Before we can help others escape poverty rooted in personality, circumstance or institutional oppression, we need to be very aware of ourselves and realize our own deficits. Everyone has multiple means of addressing poverty: no matter our background we can look at our own areas of broken relationships and the broken relationships and people around us and decide to be proactive. This entry looks at our inner poverty and how to look inward as we serve others.
Get Brutally Honest
The hardest part for me to manage in all my relationships is (embarrassingly)—me. Our personal areas of loss, pain and weakness are more normal than we often think or feel. Some of those problems stem from our personality, some from choices we have made and some from what people and circumstances have done to us. Assess yourself and get healthy relationships with yourself, your family, friends, community, God and your environment. A couple of great resources are Emotionally Healthy Spirituality by Peter Scazzero and Ruthless Trust by Brennen Manning.
Practice Forgiveness
Christianity is centered on the idea of forgiveness—but you might not know it by the way most Christians live. Jesus put it this way in what we refer to as the Lord's Prayer “Forgive our sins as we forgive those who sin against us.” Most of the time we focus on how much God and others should forgive us from our sins and shortcomings. We are really free and healthy when we forgive.
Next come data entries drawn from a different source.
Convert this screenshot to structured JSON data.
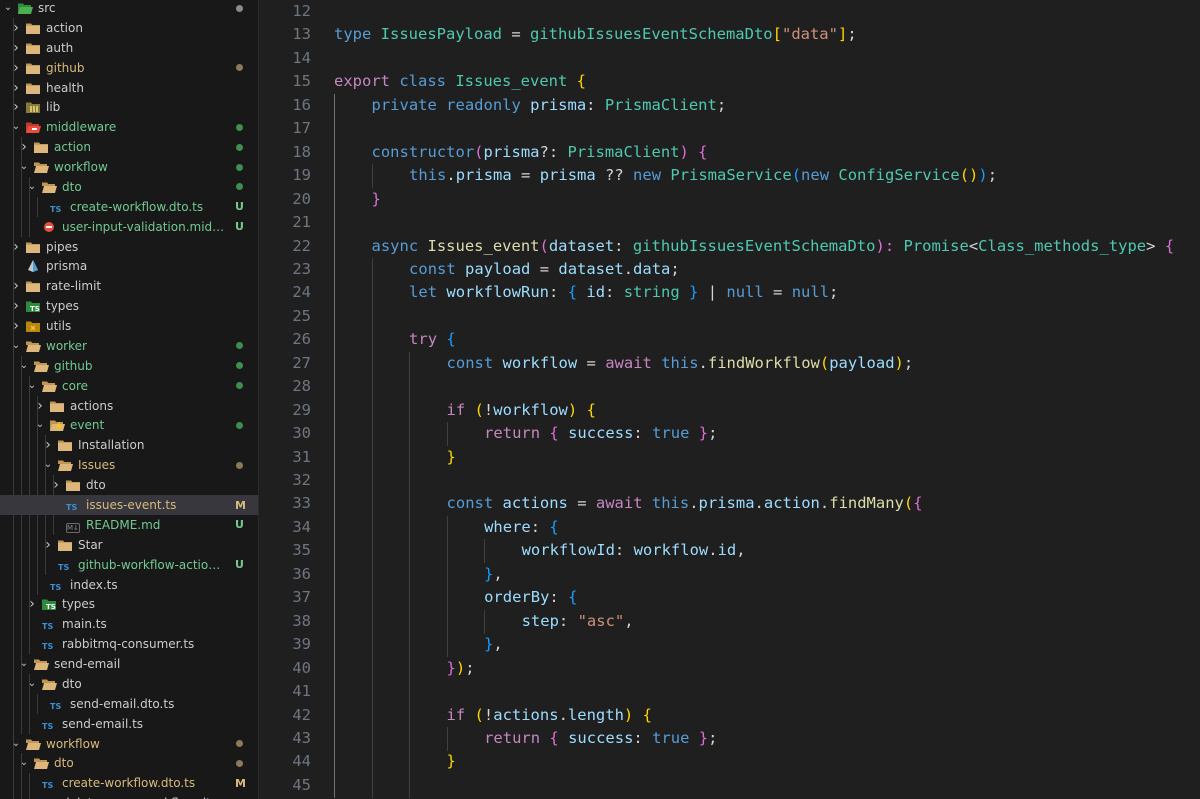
{
  "explorer": {
    "items": [
      {
        "label": "src",
        "kind": "folder-src",
        "depth": 0,
        "state": "open",
        "dot": "#8b8b8b"
      },
      {
        "label": "action",
        "kind": "folder",
        "depth": 1,
        "state": "closed"
      },
      {
        "label": "auth",
        "kind": "folder",
        "depth": 1,
        "state": "closed"
      },
      {
        "label": "github",
        "kind": "folder",
        "depth": 1,
        "state": "closed",
        "labelColor": "#d7ba7d",
        "dot": "#8a7a5a"
      },
      {
        "label": "health",
        "kind": "folder",
        "depth": 1,
        "state": "closed"
      },
      {
        "label": "lib",
        "kind": "folder-lib",
        "depth": 1,
        "state": "closed"
      },
      {
        "label": "middleware",
        "kind": "folder-mw",
        "depth": 1,
        "state": "open",
        "labelColor": "#73c991",
        "dot": "#3e8f4f"
      },
      {
        "label": "action",
        "kind": "folder",
        "depth": 2,
        "state": "closed",
        "labelColor": "#73c991",
        "dot": "#3e8f4f"
      },
      {
        "label": "workflow",
        "kind": "folder",
        "depth": 2,
        "state": "open",
        "labelColor": "#73c991",
        "dot": "#3e8f4f"
      },
      {
        "label": "dto",
        "kind": "folder",
        "depth": 3,
        "state": "open",
        "labelColor": "#73c991",
        "dot": "#3e8f4f"
      },
      {
        "label": "create-workflow.dto.ts",
        "kind": "ts",
        "depth": 4,
        "labelColor": "#73c991",
        "badge": "U",
        "badgeColor": "#73c991"
      },
      {
        "label": "user-input-validation.middlewar...",
        "kind": "mw",
        "depth": 3,
        "labelColor": "#73c991",
        "badge": "U",
        "badgeColor": "#73c991"
      },
      {
        "label": "pipes",
        "kind": "folder",
        "depth": 1,
        "state": "closed"
      },
      {
        "label": "prisma",
        "kind": "prisma",
        "depth": 1,
        "state": "closed"
      },
      {
        "label": "rate-limit",
        "kind": "folder",
        "depth": 1,
        "state": "closed"
      },
      {
        "label": "types",
        "kind": "folder-types",
        "depth": 1,
        "state": "closed"
      },
      {
        "label": "utils",
        "kind": "folder-utils",
        "depth": 1,
        "state": "closed"
      },
      {
        "label": "worker",
        "kind": "folder",
        "depth": 1,
        "state": "open",
        "labelColor": "#73c991",
        "dot": "#3e8f4f"
      },
      {
        "label": "github",
        "kind": "folder",
        "depth": 2,
        "state": "open",
        "labelColor": "#73c991",
        "dot": "#3e8f4f"
      },
      {
        "label": "core",
        "kind": "folder",
        "depth": 3,
        "state": "open",
        "labelColor": "#73c991",
        "dot": "#3e8f4f"
      },
      {
        "label": "actions",
        "kind": "folder",
        "depth": 4,
        "state": "closed"
      },
      {
        "label": "event",
        "kind": "folder-event",
        "depth": 4,
        "state": "open",
        "labelColor": "#73c991",
        "dot": "#3e8f4f"
      },
      {
        "label": "Installation",
        "kind": "folder",
        "depth": 5,
        "state": "closed"
      },
      {
        "label": "Issues",
        "kind": "folder",
        "depth": 5,
        "state": "open",
        "labelColor": "#d7ba7d",
        "dot": "#8a7a5a"
      },
      {
        "label": "dto",
        "kind": "folder",
        "depth": 6,
        "state": "closed"
      },
      {
        "label": "issues-event.ts",
        "kind": "ts",
        "depth": 6,
        "labelColor": "#d7ba7d",
        "badge": "M",
        "badgeColor": "#d7ba7d",
        "selected": true
      },
      {
        "label": "README.md",
        "kind": "md",
        "depth": 6,
        "labelColor": "#73c991",
        "badge": "U",
        "badgeColor": "#73c991"
      },
      {
        "label": "Star",
        "kind": "folder",
        "depth": 5,
        "state": "closed"
      },
      {
        "label": "github-workflow-action-rules...",
        "kind": "ts",
        "depth": 5,
        "labelColor": "#73c991",
        "badge": "U",
        "badgeColor": "#73c991"
      },
      {
        "label": "index.ts",
        "kind": "ts",
        "depth": 4
      },
      {
        "label": "types",
        "kind": "folder-types",
        "depth": 3,
        "state": "closed"
      },
      {
        "label": "main.ts",
        "kind": "ts",
        "depth": 3
      },
      {
        "label": "rabbitmq-consumer.ts",
        "kind": "ts",
        "depth": 3
      },
      {
        "label": "send-email",
        "kind": "folder",
        "depth": 2,
        "state": "open"
      },
      {
        "label": "dto",
        "kind": "folder",
        "depth": 3,
        "state": "open"
      },
      {
        "label": "send-email.dto.ts",
        "kind": "ts",
        "depth": 4
      },
      {
        "label": "send-email.ts",
        "kind": "ts",
        "depth": 3
      },
      {
        "label": "workflow",
        "kind": "folder",
        "depth": 1,
        "state": "open",
        "labelColor": "#d7ba7d",
        "dot": "#8a7a5a"
      },
      {
        "label": "dto",
        "kind": "folder",
        "depth": 2,
        "state": "open",
        "labelColor": "#d7ba7d",
        "dot": "#8a7a5a"
      },
      {
        "label": "create-workflow.dto.ts",
        "kind": "ts",
        "depth": 3,
        "labelColor": "#d7ba7d",
        "badge": "M",
        "badgeColor": "#d7ba7d"
      },
      {
        "label": "delete-many-workflow.dto.ts",
        "kind": "ts",
        "depth": 3
      }
    ]
  },
  "editor": {
    "lines": [
      {
        "n": "12",
        "indent": 0,
        "tokens": []
      },
      {
        "n": "13",
        "indent": 0,
        "tokens": [
          [
            "type ",
            "kw"
          ],
          [
            "IssuesPayload",
            "ty"
          ],
          [
            " = ",
            "df"
          ],
          [
            "githubIssuesEventSchemaDto",
            "ty"
          ],
          [
            "[",
            "p1"
          ],
          [
            "\"data\"",
            "str"
          ],
          [
            "]",
            "p1"
          ],
          [
            ";",
            "df"
          ]
        ]
      },
      {
        "n": "14",
        "indent": 0,
        "tokens": []
      },
      {
        "n": "15",
        "indent": 0,
        "tokens": [
          [
            "export ",
            "ctl"
          ],
          [
            "class ",
            "kw"
          ],
          [
            "Issues_event ",
            "ty"
          ],
          [
            "{",
            "p1"
          ]
        ]
      },
      {
        "n": "16",
        "indent": 1,
        "tokens": [
          [
            "private ",
            "kw"
          ],
          [
            "readonly ",
            "kw"
          ],
          [
            "prisma",
            "vr"
          ],
          [
            ": ",
            "df"
          ],
          [
            "PrismaClient",
            "ty"
          ],
          [
            ";",
            "df"
          ]
        ]
      },
      {
        "n": "17",
        "indent": 1,
        "tokens": []
      },
      {
        "n": "18",
        "indent": 1,
        "tokens": [
          [
            "constructor",
            "kw"
          ],
          [
            "(",
            "p2"
          ],
          [
            "prisma",
            "vr"
          ],
          [
            "?: ",
            "df"
          ],
          [
            "PrismaClient",
            "ty"
          ],
          [
            ") ",
            "p2"
          ],
          [
            "{",
            "p2"
          ]
        ]
      },
      {
        "n": "19",
        "indent": 2,
        "tokens": [
          [
            "this",
            "kw"
          ],
          [
            ".",
            "df"
          ],
          [
            "prisma",
            "vr"
          ],
          [
            " = ",
            "df"
          ],
          [
            "prisma",
            "vr"
          ],
          [
            " ?? ",
            "df"
          ],
          [
            "new ",
            "kw"
          ],
          [
            "PrismaService",
            "ty"
          ],
          [
            "(",
            "p3"
          ],
          [
            "new ",
            "kw"
          ],
          [
            "ConfigService",
            "ty"
          ],
          [
            "()",
            "p1"
          ],
          [
            ")",
            "p3"
          ],
          [
            ";",
            "df"
          ]
        ]
      },
      {
        "n": "20",
        "indent": 1,
        "tokens": [
          [
            "}",
            "p2"
          ]
        ]
      },
      {
        "n": "21",
        "indent": 1,
        "tokens": []
      },
      {
        "n": "22",
        "indent": 1,
        "tokens": [
          [
            "async ",
            "kw"
          ],
          [
            "Issues_event",
            "fn"
          ],
          [
            "(",
            "p2"
          ],
          [
            "dataset",
            "vr"
          ],
          [
            ": ",
            "df"
          ],
          [
            "githubIssuesEventSchemaDto",
            "ty"
          ],
          [
            "): ",
            "p2"
          ],
          [
            "Promise",
            "ty"
          ],
          [
            "<",
            "df"
          ],
          [
            "Class_methods_type",
            "ty"
          ],
          [
            "> ",
            "df"
          ],
          [
            "{",
            "p2"
          ]
        ]
      },
      {
        "n": "23",
        "indent": 2,
        "tokens": [
          [
            "const ",
            "kw"
          ],
          [
            "payload",
            "vr"
          ],
          [
            " = ",
            "df"
          ],
          [
            "dataset",
            "vr"
          ],
          [
            ".",
            "df"
          ],
          [
            "data",
            "vr"
          ],
          [
            ";",
            "df"
          ]
        ]
      },
      {
        "n": "24",
        "indent": 2,
        "tokens": [
          [
            "let ",
            "kw"
          ],
          [
            "workflowRun",
            "vr"
          ],
          [
            ": ",
            "df"
          ],
          [
            "{ ",
            "p3"
          ],
          [
            "id",
            "vr"
          ],
          [
            ": ",
            "df"
          ],
          [
            "string ",
            "ty"
          ],
          [
            "}",
            "p3"
          ],
          [
            " | ",
            "df"
          ],
          [
            "null",
            "kw"
          ],
          [
            " = ",
            "df"
          ],
          [
            "null",
            "kw"
          ],
          [
            ";",
            "df"
          ]
        ]
      },
      {
        "n": "25",
        "indent": 2,
        "tokens": []
      },
      {
        "n": "26",
        "indent": 2,
        "tokens": [
          [
            "try ",
            "ctl"
          ],
          [
            "{",
            "p3"
          ]
        ]
      },
      {
        "n": "27",
        "indent": 3,
        "tokens": [
          [
            "const ",
            "kw"
          ],
          [
            "workflow",
            "vr"
          ],
          [
            " = ",
            "df"
          ],
          [
            "await ",
            "ctl"
          ],
          [
            "this",
            "kw"
          ],
          [
            ".",
            "df"
          ],
          [
            "findWorkflow",
            "fn"
          ],
          [
            "(",
            "p1"
          ],
          [
            "payload",
            "vr"
          ],
          [
            ")",
            "p1"
          ],
          [
            ";",
            "df"
          ]
        ]
      },
      {
        "n": "28",
        "indent": 3,
        "tokens": []
      },
      {
        "n": "29",
        "indent": 3,
        "tokens": [
          [
            "if ",
            "ctl"
          ],
          [
            "(",
            "p1"
          ],
          [
            "!",
            "df"
          ],
          [
            "workflow",
            "vr"
          ],
          [
            ") ",
            "p1"
          ],
          [
            "{",
            "p1"
          ]
        ]
      },
      {
        "n": "30",
        "indent": 4,
        "tokens": [
          [
            "return ",
            "ctl"
          ],
          [
            "{ ",
            "p2"
          ],
          [
            "success",
            "vr"
          ],
          [
            ": ",
            "df"
          ],
          [
            "true ",
            "kw"
          ],
          [
            "}",
            "p2"
          ],
          [
            ";",
            "df"
          ]
        ]
      },
      {
        "n": "31",
        "indent": 3,
        "tokens": [
          [
            "}",
            "p1"
          ]
        ]
      },
      {
        "n": "32",
        "indent": 3,
        "tokens": []
      },
      {
        "n": "33",
        "indent": 3,
        "tokens": [
          [
            "const ",
            "kw"
          ],
          [
            "actions",
            "vr"
          ],
          [
            " = ",
            "df"
          ],
          [
            "await ",
            "ctl"
          ],
          [
            "this",
            "kw"
          ],
          [
            ".",
            "df"
          ],
          [
            "prisma",
            "vr"
          ],
          [
            ".",
            "df"
          ],
          [
            "action",
            "vr"
          ],
          [
            ".",
            "df"
          ],
          [
            "findMany",
            "fn"
          ],
          [
            "(",
            "p1"
          ],
          [
            "{",
            "p2"
          ]
        ]
      },
      {
        "n": "34",
        "indent": 4,
        "tokens": [
          [
            "where",
            "vr"
          ],
          [
            ": ",
            "df"
          ],
          [
            "{",
            "p3"
          ]
        ]
      },
      {
        "n": "35",
        "indent": 5,
        "tokens": [
          [
            "workflowId",
            "vr"
          ],
          [
            ": ",
            "df"
          ],
          [
            "workflow",
            "vr"
          ],
          [
            ".",
            "df"
          ],
          [
            "id",
            "vr"
          ],
          [
            ",",
            "df"
          ]
        ]
      },
      {
        "n": "36",
        "indent": 4,
        "tokens": [
          [
            "}",
            "p3"
          ],
          [
            ",",
            "df"
          ]
        ]
      },
      {
        "n": "37",
        "indent": 4,
        "tokens": [
          [
            "orderBy",
            "vr"
          ],
          [
            ": ",
            "df"
          ],
          [
            "{",
            "p3"
          ]
        ]
      },
      {
        "n": "38",
        "indent": 5,
        "tokens": [
          [
            "step",
            "vr"
          ],
          [
            ": ",
            "df"
          ],
          [
            "\"asc\"",
            "str"
          ],
          [
            ",",
            "df"
          ]
        ]
      },
      {
        "n": "39",
        "indent": 4,
        "tokens": [
          [
            "}",
            "p3"
          ],
          [
            ",",
            "df"
          ]
        ]
      },
      {
        "n": "40",
        "indent": 3,
        "tokens": [
          [
            "}",
            "p2"
          ],
          [
            ")",
            "p1"
          ],
          [
            ";",
            "df"
          ]
        ]
      },
      {
        "n": "41",
        "indent": 3,
        "tokens": []
      },
      {
        "n": "42",
        "indent": 3,
        "tokens": [
          [
            "if ",
            "ctl"
          ],
          [
            "(",
            "p1"
          ],
          [
            "!",
            "df"
          ],
          [
            "actions",
            "vr"
          ],
          [
            ".",
            "df"
          ],
          [
            "length",
            "vr"
          ],
          [
            ") ",
            "p1"
          ],
          [
            "{",
            "p1"
          ]
        ]
      },
      {
        "n": "43",
        "indent": 4,
        "tokens": [
          [
            "return ",
            "ctl"
          ],
          [
            "{ ",
            "p2"
          ],
          [
            "success",
            "vr"
          ],
          [
            ": ",
            "df"
          ],
          [
            "true ",
            "kw"
          ],
          [
            "}",
            "p2"
          ],
          [
            ";",
            "df"
          ]
        ]
      },
      {
        "n": "44",
        "indent": 3,
        "tokens": [
          [
            "}",
            "p1"
          ]
        ]
      },
      {
        "n": "45",
        "indent": 3,
        "tokens": []
      }
    ]
  }
}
Take Care of the Helpless and Hopeless
Jesus taught that rather than focus on what life and other can give us, we need to care for those in need. Jesus makes a judgement between those who feed the hungry, give a drink to someone who is thirsty, provide housing for those whom they do not know, give clothes to those who have none and visit people in the hospital and prison (Matthew 25:31-46). By getting involved we do not only deal with someone's poverty problem, we build a relationship and deal with our own poverty. Our material, financial and time resources are just tools for building up people.
Love An Enemy
This is an area where Christian methods of poverty relief get pretty messy and you might want to see Matthew 5:38 – 48 for Jesus' thoughts. Christians span an wide spectrum of how to treat enemies and there are entire doctrines defending just wars and pacifism—which you might have noticed on your Facebook news feed. However one looks to apply national defense policies, Jesus taught that on a personal level each one should take care of enemies, serve occupational forces with double kindness, and let go of hatred towards those who give us undeserved trouble – even death. I find it ironic that culturally normative phrases like “go the extra mile” and “turn the other cheek” from Jesus' commands for dealing with enemies do not have a place in many of our current conversations.
From a position of humility we can serve and be built up as we build up others. Before we can ask the poor to forgive and work with those who have oppressed them—their enemies—we need to have worked through forgiveness ourselves.